Strict regulations are essential to survival
The researchers also discovered regulatory proteins that help tightly control GTA activity. This control is critical because inappropriate activation of LypABC can be highly toxic to bacterial cells.
This study provides deeper insight into how genes move between cells by revealing how flexible bacterial systems are. This process plays a major role in the spread of antibiotic resistance.
New clues in the fight against antibiotic resistance
Dr Emma Banks, lead author of the study and Royal 1851 Exhibition Commission Research Fellow, said: “What is particularly interesting is that LypABC looks like the immune system, but bacteria use it to release GTA particles. This suggests that bacteria can repurpose the immune system to help share DNA with each other. This process may contribute to the spread of antibiotic resistance.”
The next step is to understand how the LypABC system is activated and how it controls bacterial cell rupture to release GTA particles.
Research has shed important new light on the ability of bacteria to exchange genes from friend to foe, including genes associated with antimicrobial resistance (AMR).
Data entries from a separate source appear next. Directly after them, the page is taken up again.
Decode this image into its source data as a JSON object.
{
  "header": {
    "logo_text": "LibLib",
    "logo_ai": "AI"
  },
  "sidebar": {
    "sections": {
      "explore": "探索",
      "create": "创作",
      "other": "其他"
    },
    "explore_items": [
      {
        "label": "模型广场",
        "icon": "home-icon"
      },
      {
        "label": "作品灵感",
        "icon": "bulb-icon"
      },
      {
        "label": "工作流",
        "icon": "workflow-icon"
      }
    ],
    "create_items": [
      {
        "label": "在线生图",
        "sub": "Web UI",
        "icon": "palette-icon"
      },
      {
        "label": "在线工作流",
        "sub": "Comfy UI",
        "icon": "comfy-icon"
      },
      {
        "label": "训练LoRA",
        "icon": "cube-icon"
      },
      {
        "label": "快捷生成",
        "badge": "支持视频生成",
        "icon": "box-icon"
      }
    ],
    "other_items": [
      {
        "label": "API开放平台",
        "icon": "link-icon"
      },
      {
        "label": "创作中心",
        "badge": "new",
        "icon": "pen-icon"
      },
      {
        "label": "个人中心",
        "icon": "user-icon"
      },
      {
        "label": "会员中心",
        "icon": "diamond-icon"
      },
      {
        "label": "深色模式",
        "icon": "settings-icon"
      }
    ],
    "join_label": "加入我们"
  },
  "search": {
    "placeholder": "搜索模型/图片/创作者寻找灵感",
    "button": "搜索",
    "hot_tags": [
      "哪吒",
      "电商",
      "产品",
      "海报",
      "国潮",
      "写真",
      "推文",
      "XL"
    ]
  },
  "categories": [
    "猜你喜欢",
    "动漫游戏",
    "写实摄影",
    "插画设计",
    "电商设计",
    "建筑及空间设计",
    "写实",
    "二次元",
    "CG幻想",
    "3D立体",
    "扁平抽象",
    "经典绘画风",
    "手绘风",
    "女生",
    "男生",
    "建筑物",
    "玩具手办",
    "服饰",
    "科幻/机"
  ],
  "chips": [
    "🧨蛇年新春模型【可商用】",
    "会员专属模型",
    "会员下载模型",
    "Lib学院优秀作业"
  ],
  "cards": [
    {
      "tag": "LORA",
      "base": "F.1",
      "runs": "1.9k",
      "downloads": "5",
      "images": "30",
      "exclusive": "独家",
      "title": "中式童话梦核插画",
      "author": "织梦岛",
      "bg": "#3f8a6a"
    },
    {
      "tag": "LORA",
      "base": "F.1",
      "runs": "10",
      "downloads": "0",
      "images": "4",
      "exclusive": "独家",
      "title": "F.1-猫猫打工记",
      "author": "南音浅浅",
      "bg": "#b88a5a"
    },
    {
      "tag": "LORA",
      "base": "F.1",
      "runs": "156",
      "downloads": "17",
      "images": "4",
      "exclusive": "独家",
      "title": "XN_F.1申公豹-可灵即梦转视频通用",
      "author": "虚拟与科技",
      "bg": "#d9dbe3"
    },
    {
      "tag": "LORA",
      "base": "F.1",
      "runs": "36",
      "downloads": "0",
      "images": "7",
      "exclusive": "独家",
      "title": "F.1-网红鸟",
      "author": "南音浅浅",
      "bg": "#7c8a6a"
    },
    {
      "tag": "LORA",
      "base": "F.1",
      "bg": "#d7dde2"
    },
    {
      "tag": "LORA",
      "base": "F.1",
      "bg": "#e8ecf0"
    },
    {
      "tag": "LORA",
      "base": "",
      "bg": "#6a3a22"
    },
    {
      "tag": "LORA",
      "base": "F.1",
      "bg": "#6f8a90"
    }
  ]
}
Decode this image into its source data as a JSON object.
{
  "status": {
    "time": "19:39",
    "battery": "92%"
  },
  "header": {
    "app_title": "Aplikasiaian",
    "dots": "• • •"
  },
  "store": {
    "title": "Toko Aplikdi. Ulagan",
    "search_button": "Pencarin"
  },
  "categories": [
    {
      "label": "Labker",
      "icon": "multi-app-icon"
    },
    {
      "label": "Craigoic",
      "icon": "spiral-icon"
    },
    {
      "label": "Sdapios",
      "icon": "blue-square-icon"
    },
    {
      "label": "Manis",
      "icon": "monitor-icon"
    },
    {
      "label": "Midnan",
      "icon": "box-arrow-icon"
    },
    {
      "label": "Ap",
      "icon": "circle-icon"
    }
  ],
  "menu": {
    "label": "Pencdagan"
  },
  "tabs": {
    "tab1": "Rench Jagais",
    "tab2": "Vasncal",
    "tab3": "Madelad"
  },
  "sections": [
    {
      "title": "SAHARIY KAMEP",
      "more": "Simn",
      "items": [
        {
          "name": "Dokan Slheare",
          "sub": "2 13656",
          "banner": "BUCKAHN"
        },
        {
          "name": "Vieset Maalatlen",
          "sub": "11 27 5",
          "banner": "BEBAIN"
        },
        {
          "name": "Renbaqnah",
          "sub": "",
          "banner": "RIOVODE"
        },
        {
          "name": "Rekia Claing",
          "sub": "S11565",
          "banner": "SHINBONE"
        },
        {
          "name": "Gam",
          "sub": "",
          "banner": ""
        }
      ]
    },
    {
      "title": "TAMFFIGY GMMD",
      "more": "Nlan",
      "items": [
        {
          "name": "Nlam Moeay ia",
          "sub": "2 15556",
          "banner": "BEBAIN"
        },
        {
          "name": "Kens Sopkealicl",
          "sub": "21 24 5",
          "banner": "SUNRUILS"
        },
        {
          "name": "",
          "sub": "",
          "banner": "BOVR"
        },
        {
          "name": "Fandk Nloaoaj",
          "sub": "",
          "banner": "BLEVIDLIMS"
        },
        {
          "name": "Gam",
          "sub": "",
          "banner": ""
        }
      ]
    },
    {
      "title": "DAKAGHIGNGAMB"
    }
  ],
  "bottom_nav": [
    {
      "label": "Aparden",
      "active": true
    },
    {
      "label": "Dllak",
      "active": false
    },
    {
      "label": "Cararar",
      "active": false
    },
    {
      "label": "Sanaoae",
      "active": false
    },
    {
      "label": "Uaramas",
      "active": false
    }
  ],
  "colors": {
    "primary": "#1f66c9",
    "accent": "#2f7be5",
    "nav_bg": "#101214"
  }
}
As researchers at the John Innes Center investigate the strange phenomenon of gene transfer agents (GTAs), they have provided insights that expand our understanding of AMR, a major global health threat.
These gene-carrying particles look like bacteriophages (viruses that infect bacteria), but they were domesticated from ancient viruses and put to beneficial use under the control of bacterial host cells.
They act as couriers, receiving packets of host bacteria’s DNA and delivering it to neighboring bacteria. This “selfless” sharing, known as horizontal gene transfer, can rapidly spread useful traits, such as genes that confer resistance to antibiotics used to treat infectious diseases.
A critical life stage of GTA is host cell lysis. This means that the host cell is destroyed and DNA-filled GTA particles are released. Until now, it was unclear how GTA particles escape from host bacterial cells.
In this study, natural microbiology, The research team used a deep sequencing-based screening method to identify genes important for GTA function in the model bacterium Caulobacter crescentus.
This led to the identification of three gene regulatory hubs, LypABC, that encode bacterial proteins. When these lypABC genes are deleted, the bacteria are unable to lyse and release GTA particles. In contrast, overexpressing the lypABC hub resulted in a much higher proportion of lysed cells. Taken together, these experiments identified LypABC as a regulatory mechanism for GTA-mediated cell lysis.
Remarkably, LypABC resembles the antiphage immune system of bacteria, as it contains protein domains normally required for defense against viruses. However, this collaboration between the John Innes Center, the University of York, and the Rowland Institute at Harvard University suggests that it could be reused to release GTA particles for gene transfer.
They also identified regulatory proteins required to tightly control both GTA activation and GTA-mediated lysis. This control is important because misregulation of LypABC is highly toxic to bacterial cells.
By highlighting the plasticity of bacterial domains, this study advances fundamental knowledge of how gene transfer occurs between bacterial cells and provides important clues for understanding how AMR occurs.
Dr Emma Banks, lead author of the study and Royal 1851 Exhibition Commission Research Fellow, said: “What is particularly interesting is that LypABC looks like the immune system, but bacteria use it to release GTA particles. This suggests that bacteria can repurpose the immune system to help share DNA with each other. This process may contribute to the spread of antibiotic resistance.”
The next step in the research is to discover how the LypABC control hub is activated and how it functions to control bacterial cell destruction and GTA particle release.
“The bacterial CARD-NLR-like immune system controls the release of gene transfer factors.” Natural microbiology.